See Publish a plugin for the release story. Briefly: binoc-* is the PyPI ecosystem namespace; versioning is independent per published package; native plugin compatibility is checked at runtime via binoc-sdk's sdk_version, so depend on binoc-sdk tightly and on binoc (the host) loosely.

Cross-phase composition: artifacts

If your comparator produces data another transformer (yours or someone else's) might use, publish it as an artifact — a typed, versioned byte blob keyed by (format, subject). Artifacts are the primary cross-phase mechanism; the thin-comparator pattern in the stdlib (CSV comparator publishes tabular_v1, the tabular analyzer transformer consumes it) is the reference.
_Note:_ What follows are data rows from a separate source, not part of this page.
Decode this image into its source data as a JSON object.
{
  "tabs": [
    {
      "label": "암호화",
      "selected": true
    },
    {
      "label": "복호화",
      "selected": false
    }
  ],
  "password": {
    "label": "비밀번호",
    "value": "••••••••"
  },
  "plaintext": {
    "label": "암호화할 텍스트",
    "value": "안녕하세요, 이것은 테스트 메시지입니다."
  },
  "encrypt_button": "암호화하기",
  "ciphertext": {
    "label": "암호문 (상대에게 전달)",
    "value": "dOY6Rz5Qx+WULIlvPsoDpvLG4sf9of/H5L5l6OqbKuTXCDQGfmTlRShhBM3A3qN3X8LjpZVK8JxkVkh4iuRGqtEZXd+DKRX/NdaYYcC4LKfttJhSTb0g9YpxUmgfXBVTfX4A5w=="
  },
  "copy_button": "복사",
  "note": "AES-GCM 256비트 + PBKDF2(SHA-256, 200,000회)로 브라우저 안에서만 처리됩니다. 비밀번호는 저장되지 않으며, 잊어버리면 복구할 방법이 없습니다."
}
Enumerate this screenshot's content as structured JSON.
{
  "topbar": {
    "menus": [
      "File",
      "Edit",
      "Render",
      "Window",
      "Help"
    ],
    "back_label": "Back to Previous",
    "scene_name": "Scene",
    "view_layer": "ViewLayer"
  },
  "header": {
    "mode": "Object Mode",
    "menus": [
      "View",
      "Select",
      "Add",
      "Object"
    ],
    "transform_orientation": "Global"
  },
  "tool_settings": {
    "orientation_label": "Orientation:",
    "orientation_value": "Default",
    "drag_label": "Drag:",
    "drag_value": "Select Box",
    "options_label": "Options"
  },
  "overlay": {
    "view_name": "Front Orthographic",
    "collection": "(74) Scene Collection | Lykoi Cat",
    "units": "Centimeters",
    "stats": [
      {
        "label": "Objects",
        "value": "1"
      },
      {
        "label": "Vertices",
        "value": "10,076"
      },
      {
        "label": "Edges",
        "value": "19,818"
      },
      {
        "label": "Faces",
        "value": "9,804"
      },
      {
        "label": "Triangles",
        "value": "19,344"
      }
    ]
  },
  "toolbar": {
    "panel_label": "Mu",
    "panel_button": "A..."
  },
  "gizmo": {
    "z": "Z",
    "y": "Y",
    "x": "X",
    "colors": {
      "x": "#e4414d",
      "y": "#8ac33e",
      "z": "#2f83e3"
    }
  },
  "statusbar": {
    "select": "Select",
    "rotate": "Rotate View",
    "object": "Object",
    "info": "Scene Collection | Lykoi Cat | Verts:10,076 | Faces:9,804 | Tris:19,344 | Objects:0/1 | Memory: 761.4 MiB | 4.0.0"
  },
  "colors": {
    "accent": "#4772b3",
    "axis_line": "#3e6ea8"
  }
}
See Artifacts and composition.

let tabular = parse_to_tabular(&data.read_bytes(left)?)?;
let bytes = serde_json::to_vec(&tabular).unwrap();
let desc = data.publish_artifact(
    &tabular_v1(),
    ArtifactSubject::Left,
    "biobinoc.fasta",
    &bytes,
)?;
node = node.with_artifact(desc);

Any transformer matching on the tabular_v1 artifact format sees your data without re-parsing the source file.

Testing

Rust plugins use the shared test-vector harness. Write a tests/test_vectors.rs that discovers the vectors in your crate and runs them against a registry that includes your plugin. See Test a plugin with vectors.